Tales from the .NET Migration Trenches - Authentication
Posts in this series:
- Intro
- Cataloging
- Empty Proxy
- Shared Library
- Our First Controller
- Migrating Initial Business Logic
- Our First Views
- Session State
- Hangfire
- Authentication
- Middleware
- Turning Off the Lights
Of all the topics in .NET migration, authentication, like always, is the one that is most characterized by "It Depends". The solution for addressing authentication is wholly dependent on what the current authentication solution is in the current .NET 4.8 application. If you're doing external SSO, then it's likely quite simple - the new solution is simply a new client for your external SSO.
In my situation, the .NET Framework application was responsible for authentication, i.e., it had a login screen. It was a home-grown identity provider, not using ASP.NET Identity. If you're using ASP.NET Identity and all the database backing stores, you're also looking at a data migration. I'll leave that as an exercise to the reader ;)
The end result we're looking for is:
- Users can log in via one of the apps (.NET 8 or .NET 4.8)
- Once logged in, both apps recognize the user as authenticated and can read identical claims/roles
- Users can log out via one of the apps
Our two dumbed down options available to solving this are:
- Remote authentication in ASP.NET 4.8
- Cookie sharing between ASP.NET 4.8 and ASP.NET Core
The cookie sharing option is intriguing but it has some limitations:
- Only works with
Microsoft.Owin
cookie authentication - Requires shared cookie and data protection configuration between applications
Our application didn't have that first constraint so we couldn't consider it. Remote authentication works by:
- Users log in and out of the ASP.NET 4.8 application
- ASP.NET Core adapters call APIs in ASP.NET 4.8 to retrieve user authentication information (claims) and populates its claims identity with this data
It's very similar to the remote session story:
Except getting we're getting the claims information from the ASP.NET application. This means, however, that the login/logout endpoints will need to be migrated last. Which means if our authentication story is complicated, we'll have plenty of runway since it'll be last.
Configuring Remote Authentication
Configuring remote authentication is straightforward if we've already added the remote app server for session.

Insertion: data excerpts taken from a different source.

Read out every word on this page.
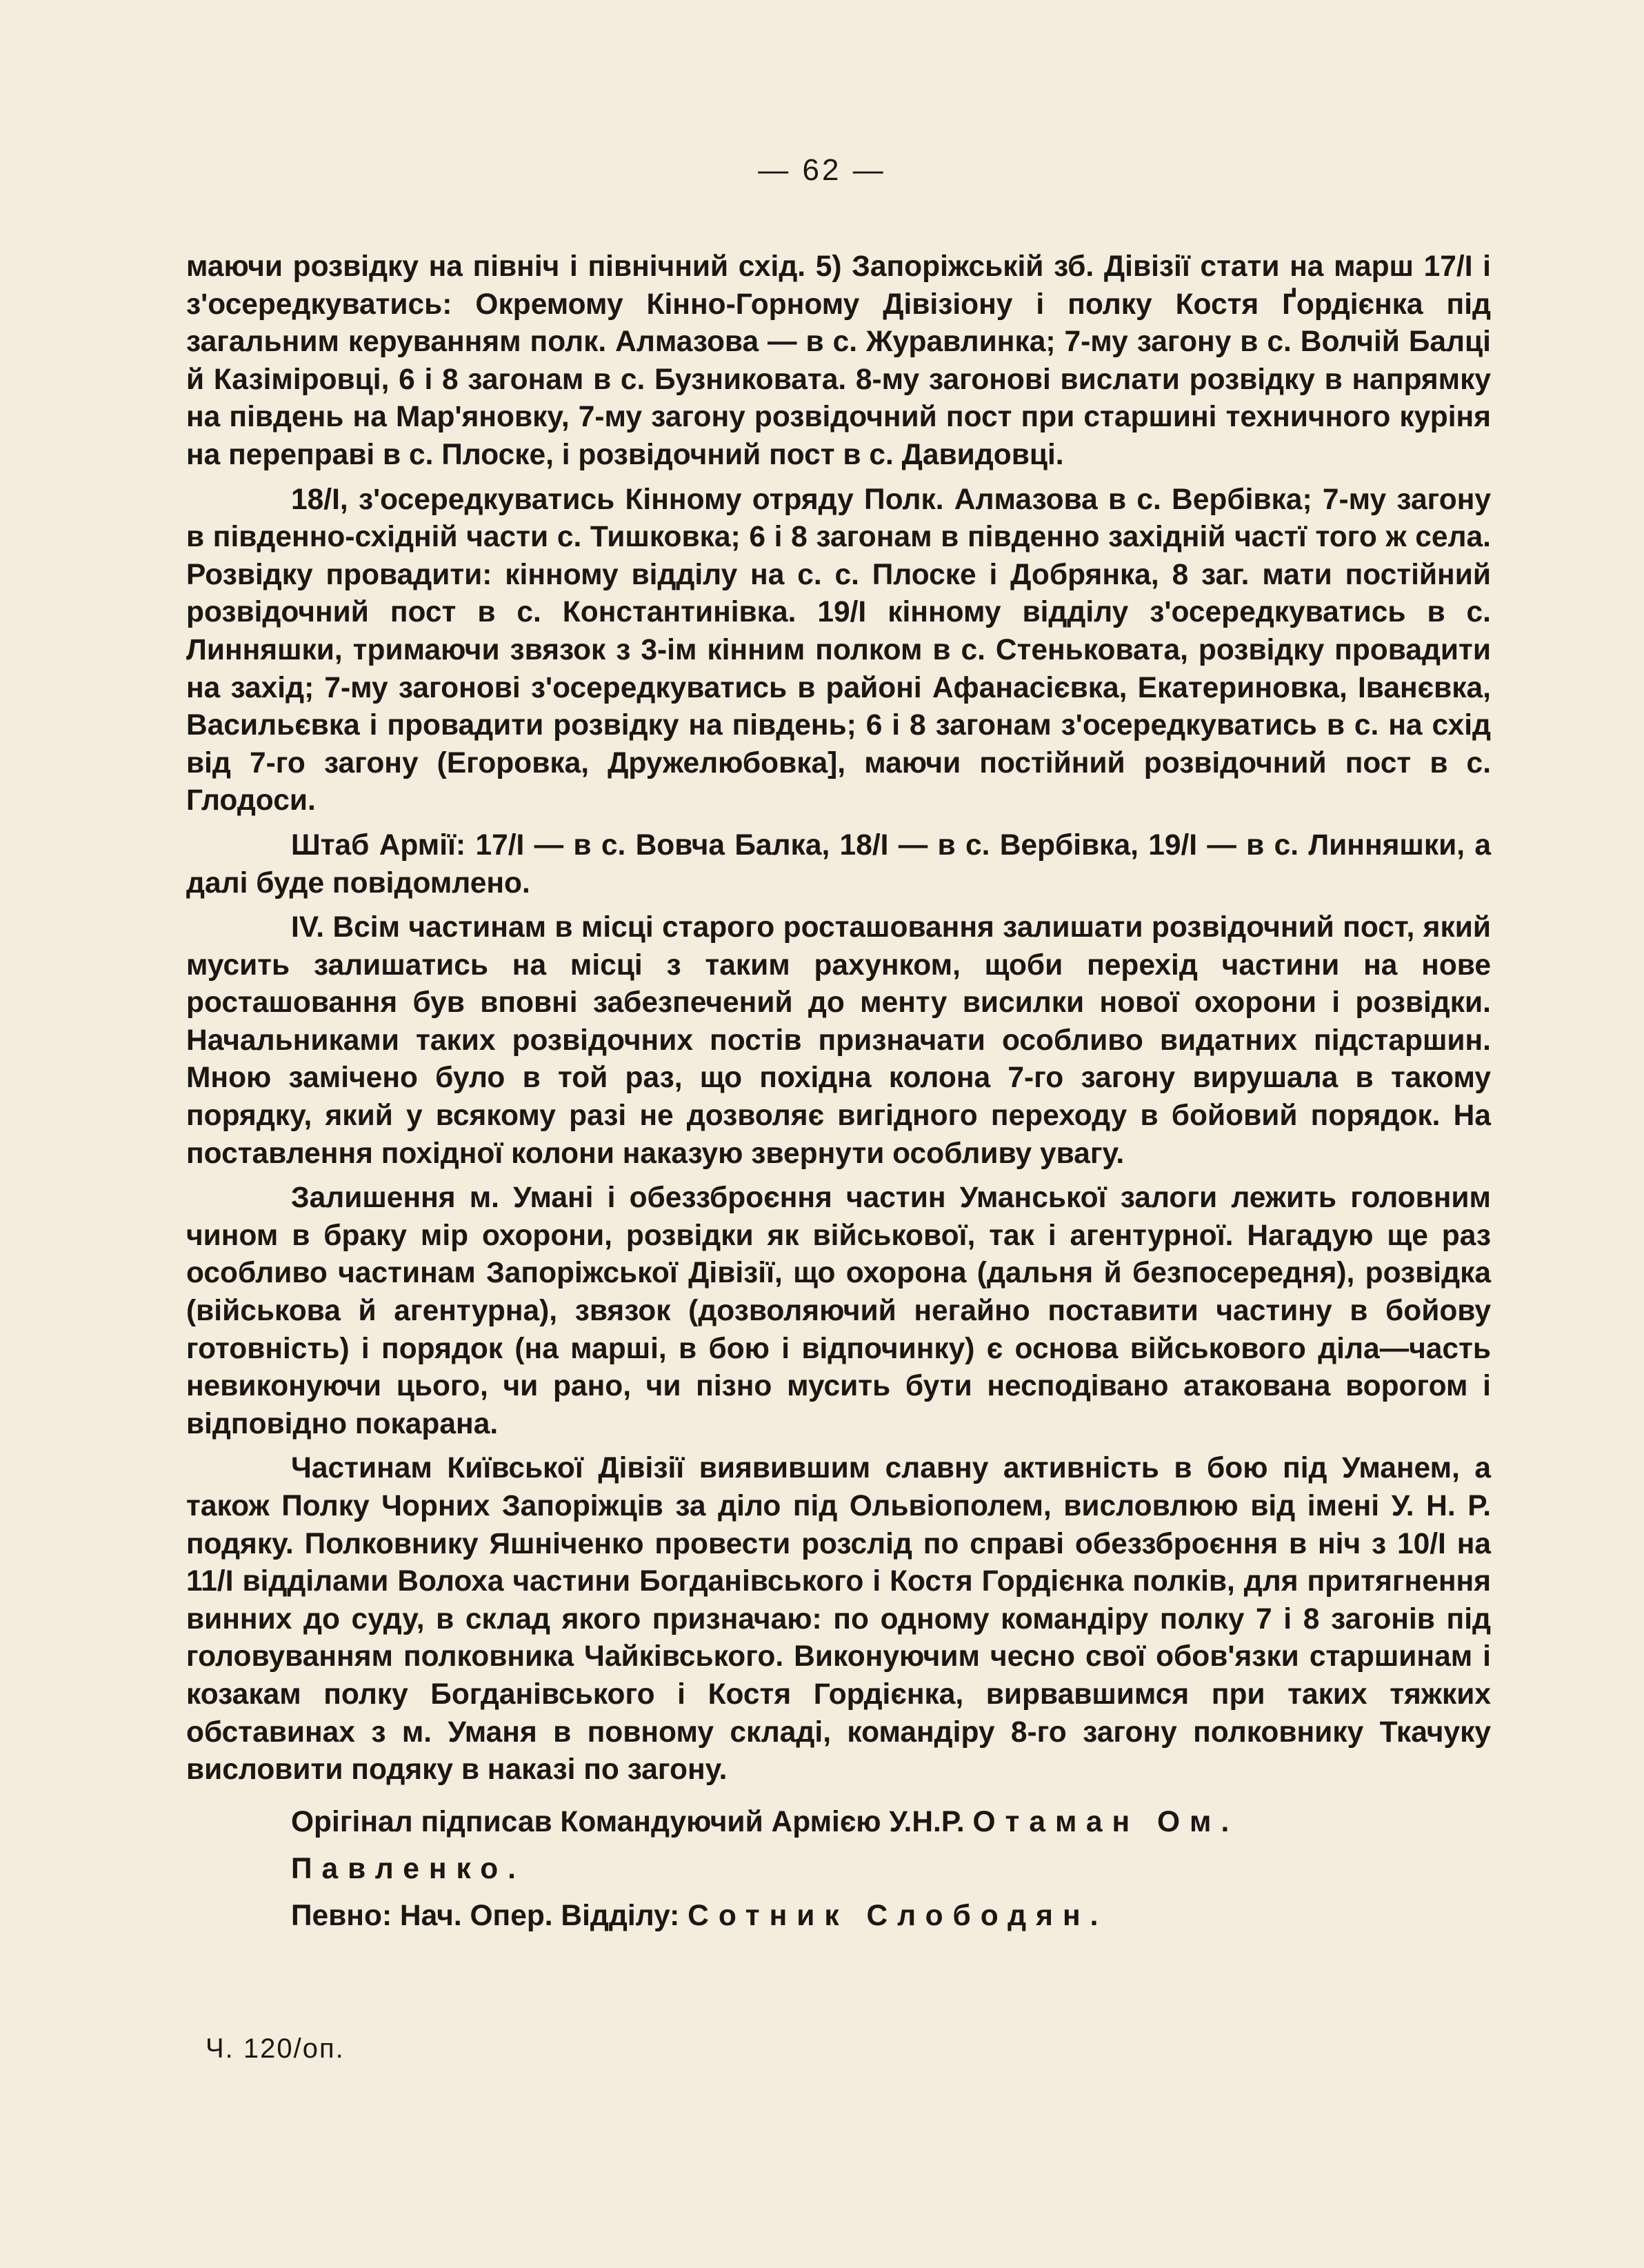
— 62 —

маючи розвідку на північ і північний схід. 5) Запоріжській зб. Дівізії стати на марш 17/I і з'осередкуватись: Окремому Кінно-Горному Дівізіону і полку Костя Ґордієнка під загальним керуванням полк. Алмазова — в с. Журавлинка; 7-му загону в с. Волчій Балці й Казіміровці, 6 і 8 загонам в с. Бузниковата. 8-му загонові вислати розвідку в напрямку на південь на Мар'яновку, 7-му загону розвідочний пост при старшині техничного куріня на переправі в с. Плоске, і розвідочний пост в с. Давидовці.

18/I, з'осередкуватись Кінному отряду Полк. Алмазова в с. Вербівка; 7-му загону в південно-східній части с. Тишковка; 6 і 8 загонам в південно західній частї того ж села. Розвідку провадити: кінному відділу на с. с. Плоске і Добрянка, 8 заг. мати постійний розвідочний пост в с. Константинівка. 19/I кінному відділу з'осередкуватись в с. Линняшки, тримаючи звязок з 3-ім кінним полком в с. Стеньковата, розвідку провадити на захід; 7-му загонові з'осередкуватись в районі Афанасієвка, Екатериновка, Іванєвка, Васильєвка і провадити розвідку на південь; 6 і 8 загонам з'осередкуватись в с. на схід від 7-го загону (Егоровка, Дружелюбовка], маючи постійний розвідочний пост в с. Глодоси.

Штаб Армії: 17/I — в с. Вовча Балка, 18/I — в с. Вербівка, 19/I — в с. Линняшки, а далі буде повідомлено.

IV. Всім частинам в місці старого росташовання залишати розвідочний пост, який мусить залишатись на місці з таким рахунком, щоби перехід частини на нове росташовання був вповні забезпечений до менту висилки нової охорони і розвідки. Начальниками таких розвідочних постів призначати особливо видатних підстаршин. Мною замічено було в той раз, що похідна колона 7-го загону вирушала в такому порядку, який у всякому разі не дозволяє вигідного переходу в бойовий порядок. На поставлення похідної колони наказую звернути особливу увагу.

Залишення м. Умані і обеззброєння частин Уманської залоги лежить головним чином в браку мір охорони, розвідки як військової, так і агентурної. Нагадую ще раз особливо частинам Запоріжської Дівізії, що охорона (дальня й безпосередня), розвідка (військова й агентурна), звязок (дозволяючий негайно поставити частину в бойову готовність) і порядок (на марші, в бою і відпочинку) є основа військового діла—часть невиконуючи цього, чи рано, чи пізно мусить бути несподівано атакована ворогом і відповідно покарана.

Частинам Київської Дівізії виявившим славну активність в бою під Уманем, а також Полку Чорних Запоріжців за діло під Ольвіополем, висловлюю від імені У. Н. Р. подяку. Полковнику Яшніченко провести розслід по справі обеззброєння в ніч з 10/I на 11/I відділами Волоха частини Богданівського і Костя Гордієнка полків, для притягнення винних до суду, в склад якого призначаю: по одному командіру полку 7 і 8 загонів під головуванням полковника Чайківського. Виконуючим чесно свої обов'язки старшинам і козакам полку Богданівського і Костя Гордієнка, вирвавшимся при таких тяжких обставинах з м. Уманя в повному складі, командіру 8-го загону полковнику Ткачуку висловити подяку в наказі по загону.

Орігінал підписав Командуючий Армією У.Н.Р. Отаман Ом. Павленко.

Певно: Нач. Опер. Відділу: Сотник Слободян.

Ч. 120/оп.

We add a single line of code to the ASP.NET application to AddAuthenticationServer
:
this.AddSystemWebAdapters()
.AddJsonSessionSerializer(options =>
{
options.RegisterKey<string>("FavoriteInstructor");
})
// Provide a strong API key that will be used to authenticate the request on the remote app for querying the session
// ApiKey is a string representing a GUID
.AddRemoteAppServer(options => options.ApiKey = ConfigurationManager.AppSettings["RemoteAppApiKey"])
.AddAuthenticationServer()
.AddSessionServer();
And in our ASP.NET Core application, to add the authentication client:
builder.Services.AddSystemWebAdapters()
.AddJsonSessionSerializer(options =>
{
options.RegisterKey<string>("FavoriteInstructor");
})
.AddRemoteAppClient(options =>
{
// Provide the URL for the remote app that has enabled session querying
options.RemoteAppUrl = new(builder.Configuration["ProxyTo"]);
// Provide a strong API key that will be used to authenticate the request on the remote app for querying the session
options.ApiKey = builder.Configuration["RemoteAppApiKey"];
})
.AddAuthenticationClient(true)
.AddSessionClient();
There's a ton of options, because of course authentication is complicated, but this also means we can turn on authentication and authorization as normal in our ASP.NET Core application:
app.UseRouting();
app.UseAuthentication();
app.UseAuthorization();
app.UseSystemWebAdapters();
With this in place, we can access all the normal ClaimsPrincipal
and IIdentity
details anywhere inside our ASP.NET Core application. We can't examine the security cookie - but we shouldn't anyway, our application code should only be concerned with the principal and identity, not the underlying details of how that got populated.
If we need to add more claims, those will get added on the ASP.NET side and automatically populated on the ASP.NET Core side with those API calls back to get all the claims for the user. It's another clever shim to allow us to migrate all controllers, actions, and application code that require authentication and authorization.